Selection of 3PL is based on multiple criteria. In this study ten criteria, i.e. transportation and warehousing cost, logistic infrastructure and warehousing facilities, customer service and reliability, network management, material handling capabilities, quality control and inspection, automation of processes, innovation and effectiveness of cold chain processes, IT applications for tracking and tracing and flexibility of processes are considered for selection of third-party logistics service providers (3PL) for a cold chain. In cold chain, 3PLs have to work under highly uncertain and fuzzy condition. Therefore a hybrid approach of Fuzzy AHP and Fuzzy TOPSIS has been illustrated with the help of a case study of the Indian food industry. Fuzzy AHP is used to determine the relative weights of the different criteria shortlisted for 3PL selection in the cold chain. After determining the weights of the selected criteria, fuzzy TOPSIS is used to rank the available alternatives for selecting the best 3PL under fuzzy decision-making environment. This methodology incorporates the fuzziness associated with real life decisions, thus increasing the reliability and credibility of the process.

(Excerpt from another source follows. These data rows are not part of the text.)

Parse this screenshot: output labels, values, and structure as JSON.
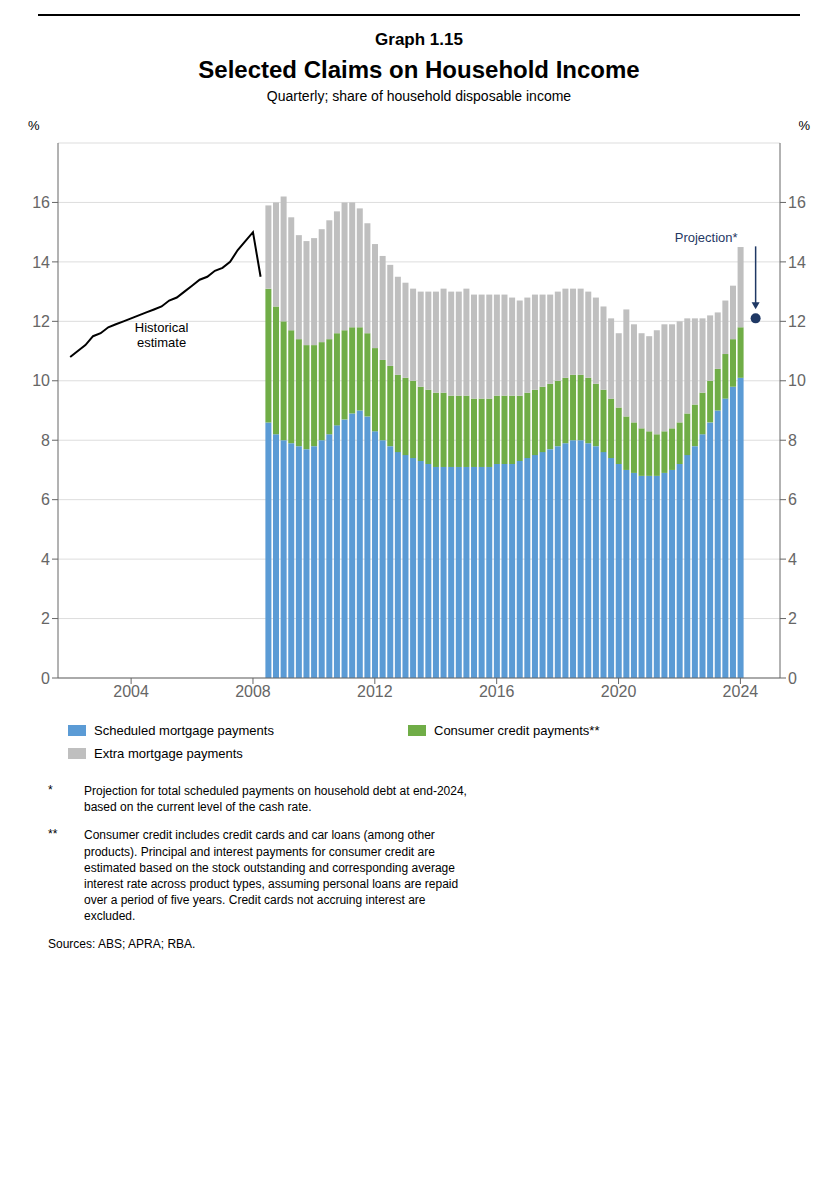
{
  "chart_data": {
    "type": "bar",
    "stacked": true,
    "graph_label": "Graph 1.15",
    "title": "Selected Claims on Household Income",
    "subtitle": "Quarterly; share of household disposable income",
    "ylabel": "%",
    "y2label": "%",
    "xlim": [
      2001.6,
      2025.3
    ],
    "xticks": [
      2004,
      2008,
      2012,
      2016,
      2020,
      2024
    ],
    "ylim": [
      0,
      18
    ],
    "yticks": [
      0,
      2,
      4,
      6,
      8,
      10,
      12,
      14,
      16
    ],
    "y2lim": [
      0,
      18
    ],
    "y2ticks": [
      0,
      2,
      4,
      6,
      8,
      10,
      12,
      14,
      16
    ],
    "grid": true,
    "series": [
      {
        "name": "Scheduled mortgage payments",
        "type": "bar",
        "color": "#5B9BD5",
        "x": [
          2008.5,
          2008.75,
          2009.0,
          2009.25,
          2009.5,
          2009.75,
          2010.0,
          2010.25,
          2010.5,
          2010.75,
          2011.0,
          2011.25,
          2011.5,
          2011.75,
          2012.0,
          2012.25,
          2012.5,
          2012.75,
          2013.0,
          2013.25,
          2013.5,
          2013.75,
          2014.0,
          2014.25,
          2014.5,
          2014.75,
          2015.0,
          2015.25,
          2015.5,
          2015.75,
          2016.0,
          2016.25,
          2016.5,
          2016.75,
          2017.0,
          2017.25,
          2017.5,
          2017.75,
          2018.0,
          2018.25,
          2018.5,
          2018.75,
          2019.0,
          2019.25,
          2019.5,
          2019.75,
          2020.0,
          2020.25,
          2020.5,
          2020.75,
          2021.0,
          2021.25,
          2021.5,
          2021.75,
          2022.0,
          2022.25,
          2022.5,
          2022.75,
          2023.0,
          2023.25,
          2023.5,
          2023.75,
          2024.0
        ],
        "values": [
          8.6,
          8.2,
          8.0,
          7.9,
          7.8,
          7.7,
          7.8,
          8.0,
          8.2,
          8.5,
          8.7,
          8.9,
          9.0,
          8.8,
          8.3,
          8.0,
          7.8,
          7.6,
          7.5,
          7.4,
          7.3,
          7.2,
          7.1,
          7.1,
          7.1,
          7.1,
          7.1,
          7.1,
          7.1,
          7.1,
          7.2,
          7.2,
          7.2,
          7.3,
          7.4,
          7.5,
          7.6,
          7.7,
          7.8,
          7.9,
          8.0,
          8.0,
          7.9,
          7.8,
          7.6,
          7.4,
          7.2,
          7.0,
          6.9,
          6.8,
          6.8,
          6.8,
          6.9,
          7.0,
          7.2,
          7.5,
          7.8,
          8.2,
          8.6,
          9.0,
          9.4,
          9.8,
          10.1
        ]
      },
      {
        "name": "Consumer credit payments**",
        "type": "bar",
        "color": "#70AD47",
        "x": [
          2008.5,
          2008.75,
          2009.0,
          2009.25,
          2009.5,
          2009.75,
          2010.0,
          2010.25,
          2010.5,
          2010.75,
          2011.0,
          2011.25,
          2011.5,
          2011.75,
          2012.0,
          2012.25,
          2012.5,
          2012.75,
          2013.0,
          2013.25,
          2013.5,
          2013.75,
          2014.0,
          2014.25,
          2014.5,
          2014.75,
          2015.0,
          2015.25,
          2015.5,
          2015.75,
          2016.0,
          2016.25,
          2016.5,
          2016.75,
          2017.0,
          2017.25,
          2017.5,
          2017.75,
          2018.0,
          2018.25,
          2018.5,
          2018.75,
          2019.0,
          2019.25,
          2019.5,
          2019.75,
          2020.0,
          2020.25,
          2020.5,
          2020.75,
          2021.0,
          2021.25,
          2021.5,
          2021.75,
          2022.0,
          2022.25,
          2022.5,
          2022.75,
          2023.0,
          2023.25,
          2023.5,
          2023.75,
          2024.0
        ],
        "values": [
          4.5,
          4.3,
          4.0,
          3.8,
          3.6,
          3.5,
          3.4,
          3.3,
          3.2,
          3.1,
          3.0,
          2.9,
          2.8,
          2.8,
          2.8,
          2.7,
          2.7,
          2.6,
          2.6,
          2.6,
          2.5,
          2.5,
          2.5,
          2.5,
          2.4,
          2.4,
          2.4,
          2.3,
          2.3,
          2.3,
          2.3,
          2.3,
          2.3,
          2.2,
          2.2,
          2.2,
          2.2,
          2.2,
          2.2,
          2.2,
          2.2,
          2.2,
          2.2,
          2.1,
          2.1,
          2.0,
          1.9,
          1.8,
          1.7,
          1.6,
          1.5,
          1.4,
          1.4,
          1.4,
          1.4,
          1.4,
          1.4,
          1.4,
          1.4,
          1.4,
          1.5,
          1.6,
          1.7
        ]
      },
      {
        "name": "Extra mortgage payments",
        "type": "bar",
        "color": "#BFBFBF",
        "x": [
          2008.5,
          2008.75,
          2009.0,
          2009.25,
          2009.5,
          2009.75,
          2010.0,
          2010.25,
          2010.5,
          2010.75,
          2011.0,
          2011.25,
          2011.5,
          2011.75,
          2012.0,
          2012.25,
          2012.5,
          2012.75,
          2013.0,
          2013.25,
          2013.5,
          2013.75,
          2014.0,
          2014.25,
          2014.5,
          2014.75,
          2015.0,
          2015.25,
          2015.5,
          2015.75,
          2016.0,
          2016.25,
          2016.5,
          2016.75,
          2017.0,
          2017.25,
          2017.5,
          2017.75,
          2018.0,
          2018.25,
          2018.5,
          2018.75,
          2019.0,
          2019.25,
          2019.5,
          2019.75,
          2020.0,
          2020.25,
          2020.5,
          2020.75,
          2021.0,
          2021.25,
          2021.5,
          2021.75,
          2022.0,
          2022.25,
          2022.5,
          2022.75,
          2023.0,
          2023.25,
          2023.5,
          2023.75,
          2024.0
        ],
        "values": [
          2.8,
          3.5,
          4.2,
          3.8,
          3.5,
          3.5,
          3.6,
          3.8,
          4.0,
          4.1,
          4.3,
          4.2,
          4.0,
          3.7,
          3.5,
          3.5,
          3.4,
          3.3,
          3.2,
          3.1,
          3.2,
          3.3,
          3.4,
          3.5,
          3.5,
          3.5,
          3.6,
          3.5,
          3.5,
          3.5,
          3.4,
          3.4,
          3.3,
          3.2,
          3.2,
          3.2,
          3.1,
          3.0,
          3.0,
          3.0,
          2.9,
          2.9,
          2.9,
          2.9,
          2.8,
          2.7,
          2.5,
          3.6,
          3.3,
          3.2,
          3.2,
          3.5,
          3.6,
          3.5,
          3.4,
          3.2,
          2.9,
          2.5,
          2.2,
          1.9,
          1.8,
          1.8,
          2.7
        ]
      },
      {
        "type": "line",
        "color": "#000000",
        "label": "Historical\nestimate",
        "x": [
          2002.0,
          2002.25,
          2002.5,
          2002.75,
          2003.0,
          2003.25,
          2003.5,
          2003.75,
          2004.0,
          2004.25,
          2004.5,
          2004.75,
          2005.0,
          2005.25,
          2005.5,
          2005.75,
          2006.0,
          2006.25,
          2006.5,
          2006.75,
          2007.0,
          2007.25,
          2007.5,
          2007.75,
          2008.0,
          2008.25
        ],
        "values": [
          10.8,
          11.0,
          11.2,
          11.5,
          11.6,
          11.8,
          11.9,
          12.0,
          12.1,
          12.2,
          12.3,
          12.4,
          12.5,
          12.7,
          12.8,
          13.0,
          13.2,
          13.4,
          13.5,
          13.7,
          13.8,
          14.0,
          14.4,
          14.7,
          15.0,
          13.5
        ]
      },
      {
        "type": "scatter",
        "marker": "circle",
        "color": "#1F3864",
        "label": "Projection*",
        "x": [
          2024.5
        ],
        "values": [
          12.1
        ]
      }
    ],
    "footnotes": [
      {
        "mark": "*",
        "text": "Projection for total scheduled payments on household debt at end-2024,\nbased on the current level of the cash rate."
      },
      {
        "mark": "**",
        "text": "Consumer credit includes credit cards and car loans (among other\nproducts). Principal and interest payments for consumer credit are\nestimated based on the stock outstanding and corresponding average\ninterest rate across product types, assuming personal loans are repaid\nover a period of five years. Credit cards not accruing interest are\nexcluded."
      }
    ],
    "sources": "Sources: ABS; APRA; RBA."
  }
}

Managerial implications, limitations and future scope In this study, logistic provider \(\hbox {A}_{3}\) is found most suitable 3 PL. On the basis of analysis done in the study, it is observed that the major reasons behind the top ranking of \(\hbox {A}_{3}\) is its emphasis on automation of processes, innovation in cold chain processes, IT applications for tracking and tracing and flexibility of processes. Therefore, the findings imply that 3PL should focus on continuous process improvement in cold chain by application of advanced technologies and other innovative means to meet dynamic and complex market requirements. As criteria and their relative ranking may vary from sector to sector, findings may not be generalized. For generalizing the findings, empirical study may be carried out as a future scope. Although the end results may differ, but the same methodology can be also applied in other sectors such as FMCG, automotive, service sectors such as banking and hotel industry for 3PL selection. In future, criteria may be selected related to sustainability measures such as use of renewable energy sources, use of recyclable and reusable packaging material and changing service quality measures. To further validate the robustness of the framework proposed, sensitivity analysis may be also carried out.